RARE BIRDS – Un Loup Pour L’homme (FRA) – as part of the main program 53.BITEF Festival
Date: 25.09 at 19:00 and 26.09. at 20:00
Ticket price: 1200 (pre-sale), 1700(on date) on BITEF Festival box office
Location: Cirkobalkana tent
Creators and performers: Alexandre FRAY, Arno FERRERA, Mika LAFFORGUE, Sergi PARÉS, Frédéri VERNIER, Špela VODEB
Artistic Direction: Alexandre FRAY
Artistic Co-ordination: Miriam KOOYMAN
External perspective: Floor van LEEUWEN
Dramaturgy :Bauke LIEVENS
Sound design :Jan BENZ & Steffen LOHREY
Lighting design: Florent BLANCHON
Costumes: Jennifer DEFAYS
Technical direction :Pierre-Jean FAGGIANI & Laurent MULOWSKY
Administration: Caroline MAERTEN
Diffusion :Lou HENRY
Acknowledgements Jan STEEN, Jozef FRUCEK & Linda KAPETANEA / Rootlessroot.

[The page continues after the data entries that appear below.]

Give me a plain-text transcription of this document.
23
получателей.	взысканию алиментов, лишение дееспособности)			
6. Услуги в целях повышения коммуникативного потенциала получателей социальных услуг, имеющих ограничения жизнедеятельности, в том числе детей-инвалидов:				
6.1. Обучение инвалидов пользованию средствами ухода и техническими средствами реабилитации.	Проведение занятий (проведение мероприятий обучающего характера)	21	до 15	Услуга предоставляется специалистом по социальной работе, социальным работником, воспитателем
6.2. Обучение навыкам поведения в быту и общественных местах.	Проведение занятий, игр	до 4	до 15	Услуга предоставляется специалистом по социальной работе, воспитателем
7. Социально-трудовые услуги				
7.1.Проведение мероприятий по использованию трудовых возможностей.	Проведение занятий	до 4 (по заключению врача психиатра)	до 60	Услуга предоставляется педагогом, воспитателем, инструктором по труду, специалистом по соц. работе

Production Compagnie Un Loup pour l’Homme
Support: French Institute in Belgrade and Teatroskop
Six acrobats trying to keep a permanent, right off-balance state.
They put together their bodies, tangle their arms and legs, seek strange forms, and never cease to reach their off-balance state by trying harder, by failing, by starting from scratch while trying to take their moves further and make them more complex, perhaps even stranger… They use obstacles to their benefit, while putting into practice their abilities to avoid them, to look away from them, to absorb them. In short, they transform them and use them.

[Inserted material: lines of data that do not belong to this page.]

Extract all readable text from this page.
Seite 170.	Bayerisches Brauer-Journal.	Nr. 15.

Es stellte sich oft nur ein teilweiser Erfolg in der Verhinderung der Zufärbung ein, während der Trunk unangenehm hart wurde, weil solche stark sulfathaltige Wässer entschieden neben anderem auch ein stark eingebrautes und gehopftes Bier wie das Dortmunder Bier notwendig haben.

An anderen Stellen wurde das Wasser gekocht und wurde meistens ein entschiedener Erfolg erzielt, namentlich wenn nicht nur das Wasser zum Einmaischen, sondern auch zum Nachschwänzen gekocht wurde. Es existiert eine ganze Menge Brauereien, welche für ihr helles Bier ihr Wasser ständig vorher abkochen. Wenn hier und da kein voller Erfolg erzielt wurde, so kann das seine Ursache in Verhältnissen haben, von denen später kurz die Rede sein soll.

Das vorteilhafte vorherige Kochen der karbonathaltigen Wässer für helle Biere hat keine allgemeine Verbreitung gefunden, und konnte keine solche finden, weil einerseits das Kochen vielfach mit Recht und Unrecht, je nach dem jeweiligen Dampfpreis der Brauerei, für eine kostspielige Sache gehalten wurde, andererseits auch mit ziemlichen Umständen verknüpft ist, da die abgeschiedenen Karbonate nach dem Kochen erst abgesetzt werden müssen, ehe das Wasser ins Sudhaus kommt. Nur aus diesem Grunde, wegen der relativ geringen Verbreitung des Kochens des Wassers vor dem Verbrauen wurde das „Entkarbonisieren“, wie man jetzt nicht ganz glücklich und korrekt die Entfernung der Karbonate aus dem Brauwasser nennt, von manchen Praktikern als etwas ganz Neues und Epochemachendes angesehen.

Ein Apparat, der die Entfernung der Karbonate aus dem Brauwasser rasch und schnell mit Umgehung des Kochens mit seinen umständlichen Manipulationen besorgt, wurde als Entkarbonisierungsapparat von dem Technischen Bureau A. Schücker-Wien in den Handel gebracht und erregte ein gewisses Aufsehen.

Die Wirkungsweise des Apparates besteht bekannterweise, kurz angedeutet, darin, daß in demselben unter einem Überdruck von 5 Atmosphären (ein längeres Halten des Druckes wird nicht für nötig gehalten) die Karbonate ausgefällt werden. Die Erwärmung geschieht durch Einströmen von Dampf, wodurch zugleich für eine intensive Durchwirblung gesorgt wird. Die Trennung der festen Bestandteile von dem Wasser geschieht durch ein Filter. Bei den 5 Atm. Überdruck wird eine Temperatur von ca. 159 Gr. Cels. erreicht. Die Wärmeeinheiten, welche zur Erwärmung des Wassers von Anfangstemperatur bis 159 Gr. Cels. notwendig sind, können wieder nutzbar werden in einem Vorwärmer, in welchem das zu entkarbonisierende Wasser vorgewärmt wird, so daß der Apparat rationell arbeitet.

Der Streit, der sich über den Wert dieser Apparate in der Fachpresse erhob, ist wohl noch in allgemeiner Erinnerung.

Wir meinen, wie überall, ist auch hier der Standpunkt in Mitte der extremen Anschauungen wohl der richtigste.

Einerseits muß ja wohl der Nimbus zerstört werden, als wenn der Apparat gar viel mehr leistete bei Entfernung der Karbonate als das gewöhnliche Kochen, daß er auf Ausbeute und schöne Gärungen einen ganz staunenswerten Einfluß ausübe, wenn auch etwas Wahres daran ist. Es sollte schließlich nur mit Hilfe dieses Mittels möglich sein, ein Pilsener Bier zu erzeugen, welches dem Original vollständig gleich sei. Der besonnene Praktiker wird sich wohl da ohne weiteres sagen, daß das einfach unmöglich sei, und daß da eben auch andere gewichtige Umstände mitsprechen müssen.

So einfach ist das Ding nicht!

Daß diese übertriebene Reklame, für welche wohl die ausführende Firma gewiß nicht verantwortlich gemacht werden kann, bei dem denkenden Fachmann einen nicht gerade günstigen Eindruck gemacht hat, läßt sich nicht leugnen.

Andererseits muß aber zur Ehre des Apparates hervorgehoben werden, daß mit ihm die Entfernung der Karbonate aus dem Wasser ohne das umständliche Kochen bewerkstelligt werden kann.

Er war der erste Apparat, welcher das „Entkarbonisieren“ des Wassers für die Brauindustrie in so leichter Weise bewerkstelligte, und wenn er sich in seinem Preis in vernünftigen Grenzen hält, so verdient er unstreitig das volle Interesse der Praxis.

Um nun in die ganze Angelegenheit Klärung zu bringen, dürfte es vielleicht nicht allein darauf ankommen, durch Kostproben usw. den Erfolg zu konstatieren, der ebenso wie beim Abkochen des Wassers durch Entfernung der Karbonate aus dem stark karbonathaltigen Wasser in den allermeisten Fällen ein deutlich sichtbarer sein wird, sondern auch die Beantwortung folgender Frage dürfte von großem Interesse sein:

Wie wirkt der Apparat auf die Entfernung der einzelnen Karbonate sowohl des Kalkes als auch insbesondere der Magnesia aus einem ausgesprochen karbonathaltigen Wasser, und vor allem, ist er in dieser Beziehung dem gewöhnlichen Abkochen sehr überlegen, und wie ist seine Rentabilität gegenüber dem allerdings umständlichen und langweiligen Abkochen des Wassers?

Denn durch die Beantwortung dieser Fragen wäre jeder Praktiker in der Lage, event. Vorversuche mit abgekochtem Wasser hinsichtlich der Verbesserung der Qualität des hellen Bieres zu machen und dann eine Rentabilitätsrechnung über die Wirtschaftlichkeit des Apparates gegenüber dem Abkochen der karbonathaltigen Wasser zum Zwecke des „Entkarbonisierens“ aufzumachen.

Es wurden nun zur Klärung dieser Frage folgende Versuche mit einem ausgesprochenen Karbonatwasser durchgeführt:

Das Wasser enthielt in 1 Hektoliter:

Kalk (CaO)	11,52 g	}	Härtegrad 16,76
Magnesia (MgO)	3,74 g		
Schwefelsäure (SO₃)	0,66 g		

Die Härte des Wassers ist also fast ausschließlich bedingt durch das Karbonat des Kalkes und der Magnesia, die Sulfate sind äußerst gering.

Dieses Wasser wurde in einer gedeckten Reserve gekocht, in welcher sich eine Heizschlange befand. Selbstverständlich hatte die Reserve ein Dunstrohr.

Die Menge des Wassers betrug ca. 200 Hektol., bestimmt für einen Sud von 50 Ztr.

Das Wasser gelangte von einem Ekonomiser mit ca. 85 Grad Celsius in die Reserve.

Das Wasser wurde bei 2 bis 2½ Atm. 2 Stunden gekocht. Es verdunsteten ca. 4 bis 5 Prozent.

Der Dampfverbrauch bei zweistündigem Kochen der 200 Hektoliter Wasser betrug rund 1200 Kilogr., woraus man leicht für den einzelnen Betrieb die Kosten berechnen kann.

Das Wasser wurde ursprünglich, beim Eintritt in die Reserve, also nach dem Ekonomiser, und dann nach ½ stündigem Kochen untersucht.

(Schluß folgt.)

They repeat loops in a cyclic manner, but always in a slightly different way. Every attempt to keep balance is illusory. Only constant transformation is permanent. For Rare Birds’ acrobats, it is not about finding a point of equilibrium or creating figures, but rather the opposite, it is about always trying to look for an evolution of movements and being their protagonists. They develop forms that turn into something else continuously and in an unexpected way, thus provoking a series of reactions, whose brilliance lies elsewhere other than in the spectacular.
After having explored humans’ struggles and resistance with Face Nord, Un Loup pour l’Homme starts from the new premise that acrobats are men with the ability to adapt. What matters is no longer to win or lose, but to keep on.